Sqoop Executer

The Sqoop Executor is a pipeline component designed to efficiently transfer data between Hadoop (Hive/HDFS) and structured data stores such as relational databases (e.g., MySQL, Oracle, SQL Server).

It leverages Apache Sqoop commands to support:

  • Importing data from relational databases into Hadoop.

  • Exporting data from Hadoop to relational databases.

  • Running SQL queries directly on source systems.

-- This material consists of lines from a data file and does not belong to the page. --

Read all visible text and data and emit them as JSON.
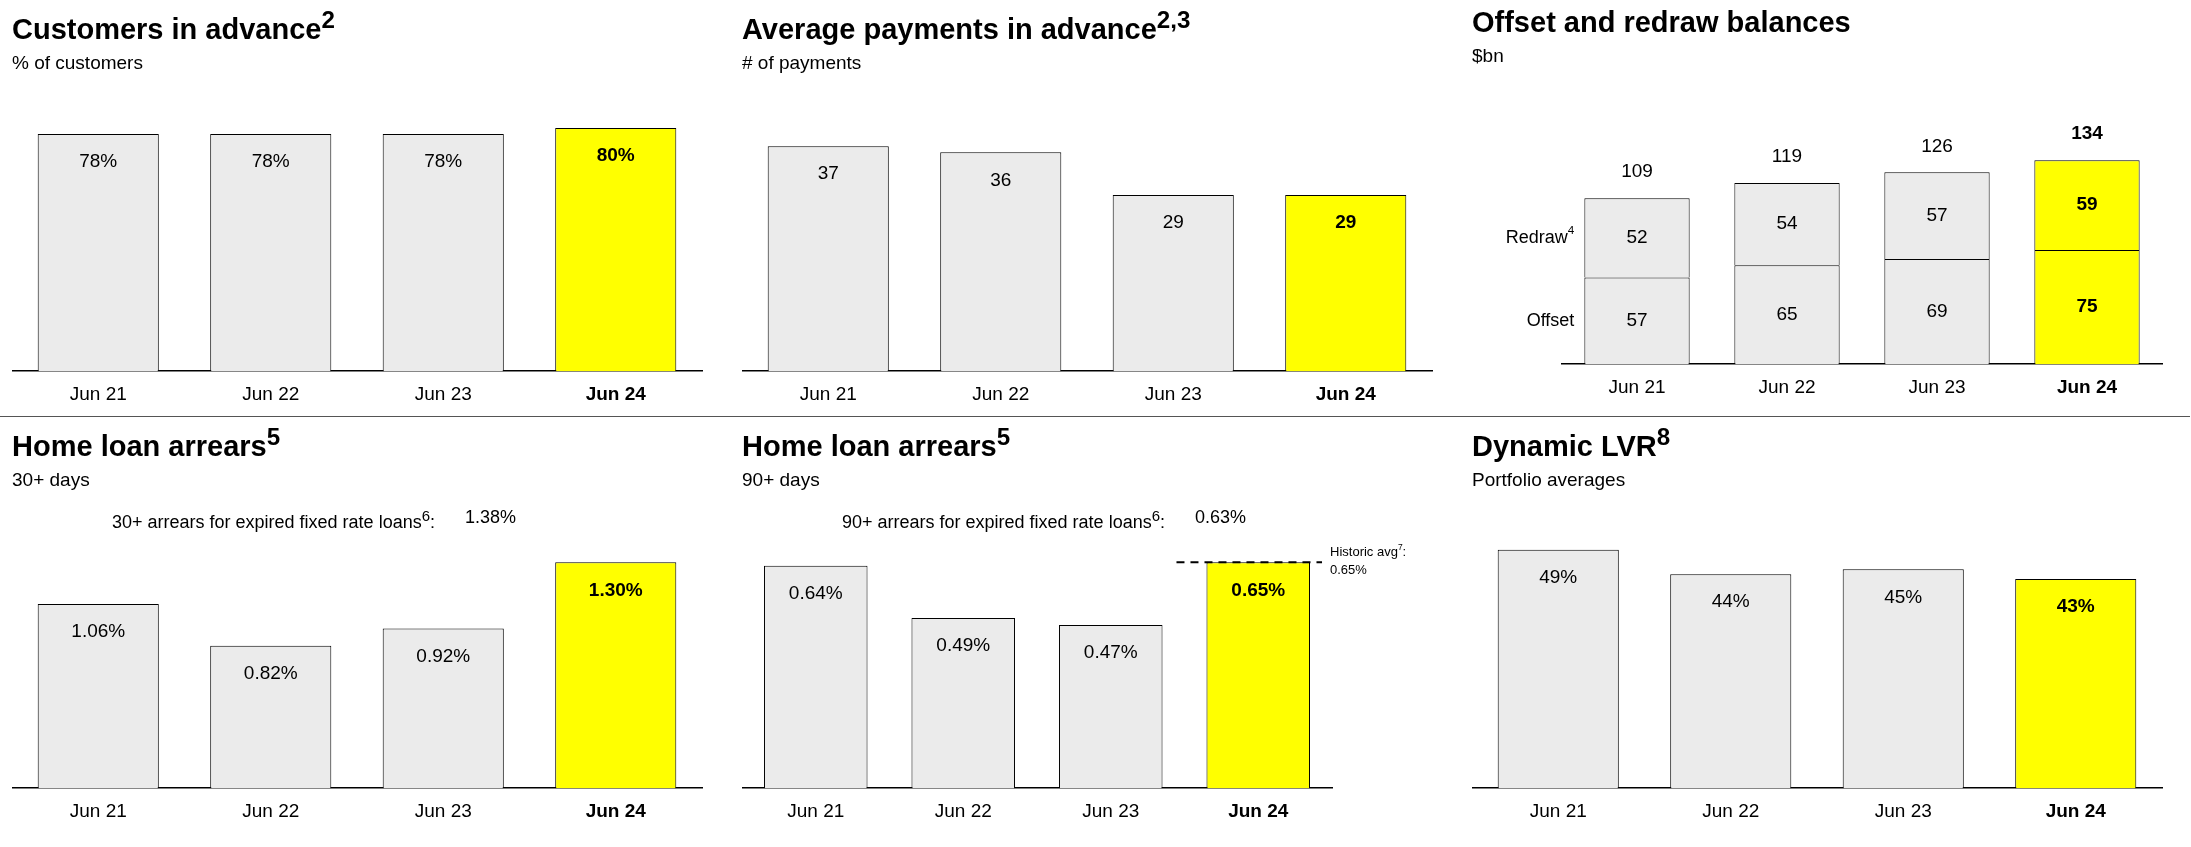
{
  "chart_data": [
    {
      "type": "bar",
      "title": "Customers in advance$^{2}$",
      "subtitle": "% of customers",
      "categories": [
        "Jun 21",
        "Jun 22",
        "Jun 23",
        "Jun 24"
      ],
      "values": [
        78,
        78,
        78,
        80
      ],
      "colors": [
        "#ebebeb",
        "#ebebeb",
        "#ebebeb",
        "#ffff00"
      ],
      "value_labels": [
        "78%",
        "78%",
        "78%",
        "80%"
      ]
    },
    {
      "type": "bar",
      "title": "Average payments in advance$^{2,3}$",
      "subtitle": "# of payments",
      "categories": [
        "Jun 21",
        "Jun 22",
        "Jun 23",
        "Jun 24"
      ],
      "values": [
        37,
        36,
        29,
        29
      ],
      "colors": [
        "#ebebeb",
        "#ebebeb",
        "#ebebeb",
        "#ffff00"
      ],
      "data_labels": true
    },
    {
      "type": "bar",
      "title": "Offset and redraw balances",
      "subtitle": "$bn",
      "categories": [
        "Jun 21",
        "Jun 22",
        "Jun 23",
        "Jun 24"
      ],
      "stacked": true,
      "data_labels": true,
      "totals": [
        "109",
        "119",
        "126",
        "134"
      ],
      "series": [
        {
          "name": "Offset",
          "colors": [
            "#ebebeb",
            "#ebebeb",
            "#ebebeb",
            "#ffff00"
          ],
          "values": [
            57,
            65,
            69,
            75
          ]
        },
        {
          "name": "Redraw$^{4}$",
          "colors": [
            "#ebebeb",
            "#ebebeb",
            "#ebebeb",
            "#ffff00"
          ],
          "values": [
            52,
            54,
            57,
            59
          ]
        }
      ]
    },
    {
      "type": "bar",
      "title": "Home loan arrears$^{5}$",
      "subtitle": "30+ days",
      "annotations": [
        "30+ arrears for expired fixed rate loans$^{6}$:",
        "1.38%"
      ],
      "categories": [
        "Jun 21",
        "Jun 22",
        "Jun 23",
        "Jun 24"
      ],
      "values": [
        1.06,
        0.82,
        0.92,
        1.3
      ],
      "colors": [
        "#ebebeb",
        "#ebebeb",
        "#ebebeb",
        "#ffff00"
      ],
      "value_labels": [
        "1.06%",
        "0.82%",
        "0.92%",
        "1.30%"
      ]
    },
    {
      "type": "bar",
      "title": "Home loan arrears$^{5}$",
      "subtitle": "90+ days",
      "annotations": [
        "90+ arrears for expired fixed rate loans$^{6}$:",
        "0.63%"
      ],
      "categories": [
        "Jun 21",
        "Jun 22",
        "Jun 23",
        "Jun 24"
      ],
      "values": [
        0.64,
        0.49,
        0.47,
        0.65
      ],
      "colors": [
        "#ebebeb",
        "#ebebeb",
        "#ebebeb",
        "#ffff00"
      ],
      "value_labels": [
        "0.64%",
        "0.49%",
        "0.47%",
        "0.65%"
      ],
      "ref_lines": [
        {
          "axis": "y",
          "value": 0.65,
          "label": "Historic avg$^{7}$:\n0.65%",
          "color": "#000000",
          "line_style": "dashed"
        }
      ]
    },
    {
      "type": "bar",
      "title": "Dynamic LVR$^{8}$",
      "subtitle": "Portfolio averages",
      "categories": [
        "Jun 21",
        "Jun 22",
        "Jun 23",
        "Jun 24"
      ],
      "values": [
        49,
        44,
        45,
        43
      ],
      "colors": [
        "#ebebeb",
        "#ebebeb",
        "#ebebeb",
        "#ffff00"
      ],
      "value_labels": [
        "49%",
        "44%",
        "45%",
        "43%"
      ]
    }
  ]
}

  • Exploring available databases and tables for integration tasks.

Configuration Sections

All configurations for the Sqoop Executor are classified into:

  • Basic Information

  • Meta Information

  • Resource Configuration

Basic Information Tab

The Basic Information tab is the default view when configuring the component. It defines general execution and deployment properties.

Field
Description
Required

Invocation Type

Select the execution mode: Batch or Real-Time.

Yes

Deployment Type

Displays the deployment type of the component (pre-selected).

Yes

Container Image Version

Displays the Docker image version for the component (pre-selected).

Yes

Failover Event

Select an event to handle failure scenarios.

Optional

Batch Size

Maximum number of records processed in one execution cycle (minimum: 10).

Yes

Meta Information Tab

The Meta Information tab defines database connection properties and Sqoop command execution details.

Field
Description
Required

Username

Username for connecting to the relational database.

Yes

Host

Hostname or IP address of the database server.

Yes

Port

Database port number (default: 22).

Yes

Authentication

Select authentication type: Password or PEM/PPK File.

Yes

Password / PEM/PPK File

Depending on authentication type: provide password or upload PEM/PPK key file.

Conditional

Command

Enter the Sqoop command (import, export, eval, list-databases, etc.).

Yes

Common Sqoop Commands

Import Data

Import a relational database table into Hadoop (HDFS).

sqoop import \
  --connect jdbc:mysql://hostname/database_name \
  --username your_username \
  --password your_password \
  --table your_table \
  --target-dir /user/hadoop/sqoop_data

Export Data

Export data from Hadoop into a relational database.

sqoop export \
  --connect jdbc:mysql://hostname/database_name \
  --username your_username \
  --password your_password \
  --table your_table \
  --export-dir /user/hadoop/sqoop_data

Evaluate Queries

Test SQL queries on the database without performing import/export.

sqoop eval \
  --connect jdbc:mysql://hostname/database_name \
  --username your_username \
  --password your_password \
  --query "SELECT * FROM your_table"

List Databases

List all available databases on the source server.

sqoop list-databases \
  --connect jdbc:mysql://hostname \
  --username your_username \
  --password your_password

Saving the Sqoop Executor

  • Click Save Component (Storage icon).

  • A success notification confirms the configuration has been saved.

Example Workflow

  1. Configure Sqoop Executor with import command to bring transactional data from MySQL into Hadoop HDFS.

  2. Process and transform the ingested data using Spark or Hive.

  3. Configure another Sqoop Executor with export command to push the processed results back into MySQL for downstream analytics.